Diversity & Inclusion

Passing on disabled candidates for safety reasons is risky business

by Erica E. Flores

Election season can bring out the best and worst in our nation. The important issues that should be the focus sometimes take a backseat to headline-grabbing one-liners. But true leaders emerge at some point in nearly every campaign. It remains to be seen which of this cycle’s large group of presidential contenders will have such a moment, but we can learn a lot from leaders of the past as we wait for it.  Caution Fork-lift trucks operating sign

On March 4, 1933, Franklin D. Roosevelt was inaugurated as the 32nd president of the United States. After taking the oath of office, he delivered his inaugural address. Speaking to a nation in the grip of the Great Depression, he famously told the American people that the only thing they had to fear was fear itself—”nameless, unreasoning, unjustified terror which paralyzes needed efforts to convert retreat into advance.” Eighty-two years later, Roosevelt’s words still ring true in many contexts, including the modern workplace.

Job offer revoked because of safety concerns

In July 2007, Coca-Cola hired Mark Kogut as a machine operator in its Northampton bottling plant. The position was temporary, but after six months, Kogut’s supervisor suggested that he apply for a full-time position. Kogut took the advice, and based on his supervisor’s recommendation, Coca-Cola offered him a full-time job conditioned on him passing a postoffer physical exam, drug and alcohol screen, and criminal background check. However, during the physical exam, he disclosed that he is blind in his left eye. Coca-Cola promptly rescinded the job offer.

Kogut filed a disability discrimination charge with the Massachusetts Commission Against Discrimination (MCAD), which took up his case. Coca-Cola argued that driving a forklift was an essential function of the machine operator position and that it was lawful to revoke the job offer because Kogut’s disability prevented him from performing that function safely. However, the MCAD hearing commissioner rejected both of those arguments. In a recent opinion, MCAD affirmed the hearing commissioner’s decision and awarded Kogut $45,636 in back wages, $75,000 for emotional distress damages, and nearly $83,000 in attorneys’ fees and costs.

What about the risk to worker safety?

You might be sitting there with your mouth hanging open, wondering how MCAD could possibly fault Coca-Cola for refusing to allow a guy who is blind in one eye to operate any type of heavy machinery with other employees nearby. You might be asking, “What about the safety of my workers? If I can’t consider workplace safety when making hiring decisions, how can I possibly maintain a safe work environment? And where does it end? What if the guy had only one hand or one leg?”

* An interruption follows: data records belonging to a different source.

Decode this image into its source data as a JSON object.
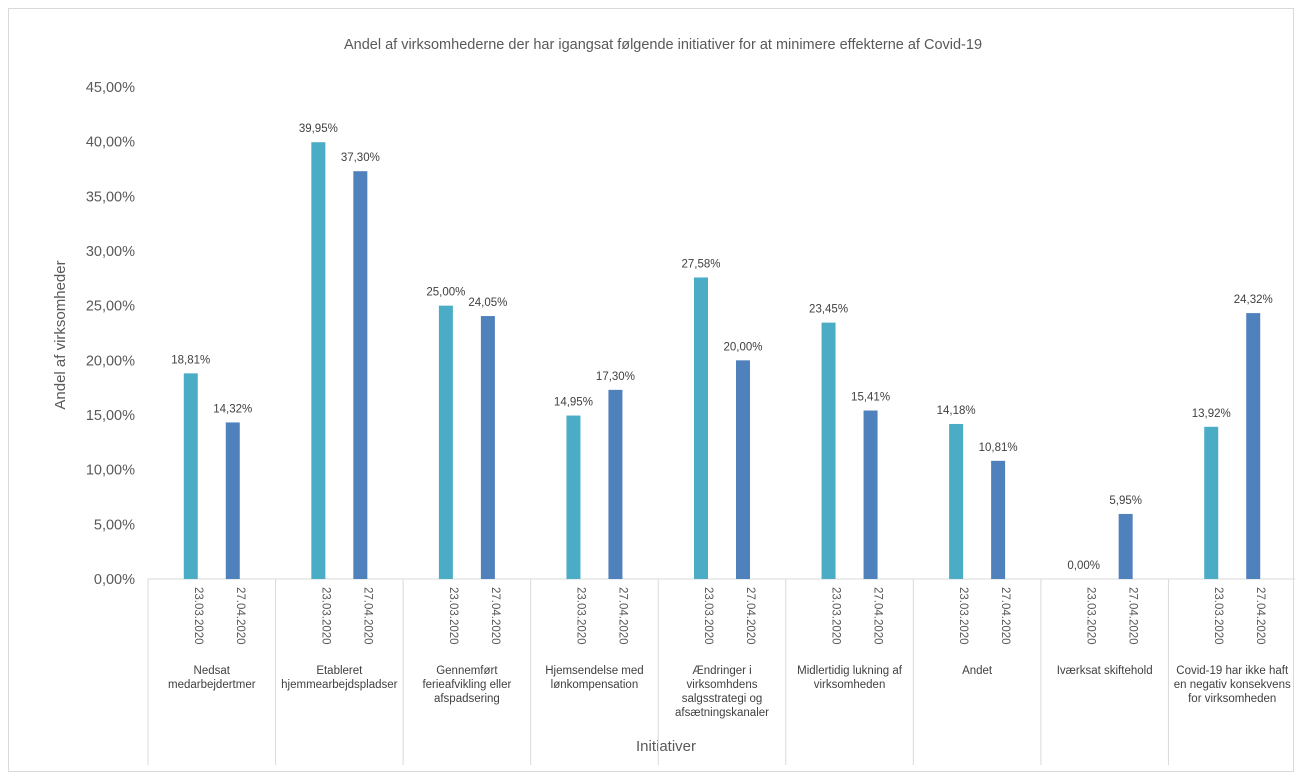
{
  "chart_data": {
    "type": "bar",
    "title": "Andel af virksomhederne der har igangsat følgende initiativer for at minimere effekterne af Covid-19",
    "xlabel": "Initiativer",
    "ylabel": "Andel af virksomheder",
    "ylim": [
      0,
      0.45
    ],
    "y_ticks": [
      "0,00%",
      "5,00%",
      "10,00%",
      "15,00%",
      "20,00%",
      "25,00%",
      "30,00%",
      "35,00%",
      "40,00%",
      "45,00%"
    ],
    "grid": false,
    "legend": "none",
    "categories": [
      [
        "Nedsat",
        "medarbejdertmer"
      ],
      [
        "Etableret",
        "hjemmearbejdspladser"
      ],
      [
        "Gennemført",
        "ferieafvikling eller",
        "afspadsering"
      ],
      [
        "Hjemsendelse med",
        "lønkompensation"
      ],
      [
        "Ændringer i",
        "virksomhdens",
        "salgsstrategi og",
        "afsætningskanaler"
      ],
      [
        "Midlertidig lukning af",
        "virksomheden"
      ],
      [
        "Andet"
      ],
      [
        "Iværksat skiftehold"
      ],
      [
        "Covid-19 har ikke haft",
        "en negativ konsekvens",
        "for virksomheden"
      ]
    ],
    "sub_categories": [
      "23.03.2020",
      "27.04.2020"
    ],
    "series": [
      {
        "color": "#4bacc6",
        "values": [
          0.1881,
          0.3995,
          0.25,
          0.1495,
          0.2758,
          0.2345,
          0.1418,
          0.0,
          0.1392
        ],
        "labels": [
          "18,81%",
          "39,95%",
          "25,00%",
          "14,95%",
          "27,58%",
          "23,45%",
          "14,18%",
          "0,00%",
          "13,92%"
        ]
      },
      {
        "color": "#4f81bd",
        "values": [
          0.1432,
          0.373,
          0.2405,
          0.173,
          0.2,
          0.1541,
          0.1081,
          0.0595,
          0.2432
        ],
        "labels": [
          "14,32%",
          "37,30%",
          "24,05%",
          "17,30%",
          "20,00%",
          "15,41%",
          "10,81%",
          "5,95%",
          "24,32%"
        ]
      }
    ]
  }
}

That is where President Roosevelt comes in. Right now, you are making the very same mistake Coca-Cola made. Indeed, MCAD did not fault the company for refusing to hire Kogut. The commission faulted Coca-Cola because it made the decision based on nothing more than fear without first taking steps to make sure its fear was justified and the risks were unavoidable. And while it is hard to admit, MCAD actually got it right in this case.

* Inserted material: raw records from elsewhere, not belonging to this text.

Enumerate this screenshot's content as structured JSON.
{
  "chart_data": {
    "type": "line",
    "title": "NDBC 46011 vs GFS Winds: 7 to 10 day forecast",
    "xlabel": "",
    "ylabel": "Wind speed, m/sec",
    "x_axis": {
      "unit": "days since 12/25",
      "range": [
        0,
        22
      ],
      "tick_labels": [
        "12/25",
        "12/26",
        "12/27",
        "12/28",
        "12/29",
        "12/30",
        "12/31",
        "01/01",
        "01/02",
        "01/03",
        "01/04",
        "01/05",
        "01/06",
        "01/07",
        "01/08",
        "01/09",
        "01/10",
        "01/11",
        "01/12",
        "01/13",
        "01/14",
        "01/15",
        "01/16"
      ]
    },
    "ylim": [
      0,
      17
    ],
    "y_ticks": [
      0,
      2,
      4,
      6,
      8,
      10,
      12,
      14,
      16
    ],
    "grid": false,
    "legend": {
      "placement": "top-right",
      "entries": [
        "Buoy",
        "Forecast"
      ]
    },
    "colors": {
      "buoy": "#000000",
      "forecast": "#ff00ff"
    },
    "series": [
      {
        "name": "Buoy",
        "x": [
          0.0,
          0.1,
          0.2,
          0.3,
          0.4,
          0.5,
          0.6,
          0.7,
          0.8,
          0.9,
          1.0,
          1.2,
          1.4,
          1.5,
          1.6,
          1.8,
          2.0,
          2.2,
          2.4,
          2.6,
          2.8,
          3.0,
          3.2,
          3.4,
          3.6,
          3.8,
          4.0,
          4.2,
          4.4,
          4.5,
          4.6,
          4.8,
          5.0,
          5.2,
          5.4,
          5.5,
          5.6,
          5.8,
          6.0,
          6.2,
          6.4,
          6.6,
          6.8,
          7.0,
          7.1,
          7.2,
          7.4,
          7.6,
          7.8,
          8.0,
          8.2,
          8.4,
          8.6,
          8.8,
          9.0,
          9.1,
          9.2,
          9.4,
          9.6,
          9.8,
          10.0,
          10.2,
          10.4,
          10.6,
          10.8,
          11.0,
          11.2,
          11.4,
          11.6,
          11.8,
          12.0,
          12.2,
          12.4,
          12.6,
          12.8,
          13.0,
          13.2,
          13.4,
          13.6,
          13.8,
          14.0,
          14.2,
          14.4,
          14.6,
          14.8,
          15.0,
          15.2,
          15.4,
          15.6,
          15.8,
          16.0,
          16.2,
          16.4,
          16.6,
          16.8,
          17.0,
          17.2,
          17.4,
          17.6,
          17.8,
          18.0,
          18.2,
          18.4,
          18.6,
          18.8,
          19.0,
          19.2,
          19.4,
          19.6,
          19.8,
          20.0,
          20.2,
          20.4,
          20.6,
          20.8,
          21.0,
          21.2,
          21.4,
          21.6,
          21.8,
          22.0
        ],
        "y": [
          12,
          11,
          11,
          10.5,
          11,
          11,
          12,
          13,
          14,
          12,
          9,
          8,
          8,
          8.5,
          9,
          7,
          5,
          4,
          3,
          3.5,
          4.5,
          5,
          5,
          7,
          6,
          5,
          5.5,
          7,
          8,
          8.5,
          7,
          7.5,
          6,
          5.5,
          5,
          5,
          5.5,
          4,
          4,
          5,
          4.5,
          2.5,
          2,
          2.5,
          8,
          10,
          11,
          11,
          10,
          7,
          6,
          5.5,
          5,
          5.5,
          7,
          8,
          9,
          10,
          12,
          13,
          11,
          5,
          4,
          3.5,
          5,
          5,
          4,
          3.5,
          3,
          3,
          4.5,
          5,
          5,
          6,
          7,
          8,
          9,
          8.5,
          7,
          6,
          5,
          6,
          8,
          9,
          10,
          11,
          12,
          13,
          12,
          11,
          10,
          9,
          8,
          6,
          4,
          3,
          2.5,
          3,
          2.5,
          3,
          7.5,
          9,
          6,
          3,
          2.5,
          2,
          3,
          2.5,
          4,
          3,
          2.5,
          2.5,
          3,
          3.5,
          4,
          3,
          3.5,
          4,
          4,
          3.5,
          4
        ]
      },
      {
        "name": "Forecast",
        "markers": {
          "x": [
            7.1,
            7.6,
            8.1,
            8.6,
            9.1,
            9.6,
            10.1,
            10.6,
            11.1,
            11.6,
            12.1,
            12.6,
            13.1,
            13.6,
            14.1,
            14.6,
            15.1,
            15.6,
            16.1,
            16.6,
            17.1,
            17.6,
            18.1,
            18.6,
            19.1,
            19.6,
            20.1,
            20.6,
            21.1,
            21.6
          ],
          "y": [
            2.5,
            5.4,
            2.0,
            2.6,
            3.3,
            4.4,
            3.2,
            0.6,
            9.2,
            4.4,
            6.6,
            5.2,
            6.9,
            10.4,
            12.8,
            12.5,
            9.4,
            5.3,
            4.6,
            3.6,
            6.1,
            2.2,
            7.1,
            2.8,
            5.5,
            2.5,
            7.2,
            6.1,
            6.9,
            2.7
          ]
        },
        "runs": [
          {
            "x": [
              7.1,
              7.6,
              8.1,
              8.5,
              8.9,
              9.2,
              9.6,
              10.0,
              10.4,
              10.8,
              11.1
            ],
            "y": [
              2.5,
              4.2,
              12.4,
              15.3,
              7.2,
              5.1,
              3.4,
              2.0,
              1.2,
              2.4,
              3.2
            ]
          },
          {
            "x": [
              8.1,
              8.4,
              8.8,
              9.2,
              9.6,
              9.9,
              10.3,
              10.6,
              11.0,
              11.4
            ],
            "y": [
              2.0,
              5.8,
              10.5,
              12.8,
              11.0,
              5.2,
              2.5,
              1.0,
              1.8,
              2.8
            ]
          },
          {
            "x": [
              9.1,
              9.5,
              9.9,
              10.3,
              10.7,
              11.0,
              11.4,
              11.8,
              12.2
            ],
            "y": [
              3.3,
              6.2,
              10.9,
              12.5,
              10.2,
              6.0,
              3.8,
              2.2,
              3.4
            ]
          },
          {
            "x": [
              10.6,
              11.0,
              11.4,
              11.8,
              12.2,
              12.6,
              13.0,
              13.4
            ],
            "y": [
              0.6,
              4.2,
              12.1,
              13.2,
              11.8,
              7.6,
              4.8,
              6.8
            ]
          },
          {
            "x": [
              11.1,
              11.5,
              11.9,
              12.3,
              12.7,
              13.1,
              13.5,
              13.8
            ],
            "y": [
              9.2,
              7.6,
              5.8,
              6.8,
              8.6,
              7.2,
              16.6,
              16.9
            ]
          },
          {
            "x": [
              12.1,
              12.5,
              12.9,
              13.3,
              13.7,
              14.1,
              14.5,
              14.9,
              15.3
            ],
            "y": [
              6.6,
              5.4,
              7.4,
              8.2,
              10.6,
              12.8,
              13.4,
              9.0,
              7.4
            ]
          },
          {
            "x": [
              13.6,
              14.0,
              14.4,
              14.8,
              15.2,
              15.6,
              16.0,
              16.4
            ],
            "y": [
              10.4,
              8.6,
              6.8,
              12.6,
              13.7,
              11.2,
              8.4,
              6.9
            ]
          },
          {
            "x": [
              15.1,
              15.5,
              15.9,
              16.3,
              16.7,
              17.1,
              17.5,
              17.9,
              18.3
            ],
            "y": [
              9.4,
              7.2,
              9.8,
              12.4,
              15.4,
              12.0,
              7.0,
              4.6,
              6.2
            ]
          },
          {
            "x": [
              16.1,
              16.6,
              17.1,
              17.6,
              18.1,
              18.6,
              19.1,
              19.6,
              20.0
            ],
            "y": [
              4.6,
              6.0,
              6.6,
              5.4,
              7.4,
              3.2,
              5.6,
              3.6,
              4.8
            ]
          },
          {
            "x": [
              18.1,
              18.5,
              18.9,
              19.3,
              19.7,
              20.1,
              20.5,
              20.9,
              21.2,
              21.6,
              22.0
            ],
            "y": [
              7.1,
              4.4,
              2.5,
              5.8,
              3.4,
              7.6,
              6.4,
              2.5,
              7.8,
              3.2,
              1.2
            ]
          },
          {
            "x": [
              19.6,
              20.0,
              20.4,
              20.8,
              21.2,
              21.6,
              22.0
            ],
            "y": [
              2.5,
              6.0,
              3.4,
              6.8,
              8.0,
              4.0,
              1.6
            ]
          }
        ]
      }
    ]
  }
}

Indeed, Coca-Cola did nothing to determine whether Kogut’s vision impairment really made him incapable of operating a forklift in a safe manner. In fact, Coca-Cola did absolutely nothing at all. The managers who made the decision to revoke the job offer did not talk to Kogut about his abilities or limitations. They did not talk to his supervisor, the plant manager, or anyone else who worked with him to get their take on how his impairment affected his performance. They did not even consider whether a reasonable accommodation could have been made. Instead, Coca-Cola ignored its obligation to engage in the interactive process and made a rash decision based on a knee-jerk, fear-based reaction to the idea of an employee who is blind in one eye operating heavy machinery with other employees nearby.

Takeaways

The regulations to the Americans with Disabilities Act (ADA) are very specific on this issue, and MCAD’s decision follows the regulations to the letter. An employer may determine that a disabled applicant is not qualified for a job based on a conclusion that he poses a direct threat to the health or safety of himself or others. However, that conclusion must be based on (1) “an individualized assessment of the individual’s present ability to safely perform the essential functions of the job” and (2) “a reasonable medical judgment that relies on the most current medical knowledge and/or on the best available objective evidence.” Furthermore, a direct threat disqualifies an applicant only if it cannot be eliminated or reduced by a reasonable accommodation.

So the next time you feel yourself getting nervous about hiring a candidate with a disability, remember Roosevelt’s warning. The only thing you should be nervous about is your own fear, so do not allow it to be your downfall. You are not a doctor, and your fear that an applicant’s disability could create a safety hazard is probably based more on what you don’t know than on what you do know.

Put that fear aside and educate yourself. Talk to the candidate. Learn about his disabling condition and how it could affect his ability to perform the essential functions of the position. Collect the medical evidence you need to make an informed decision. If you conclude that the candidate’s condition would present a “direct threat of substantial harm” in your workplace, consider whether the threat can be eliminated by an accommodation of some kind. That way, you can overcome your fear and “convert retreat into advance.”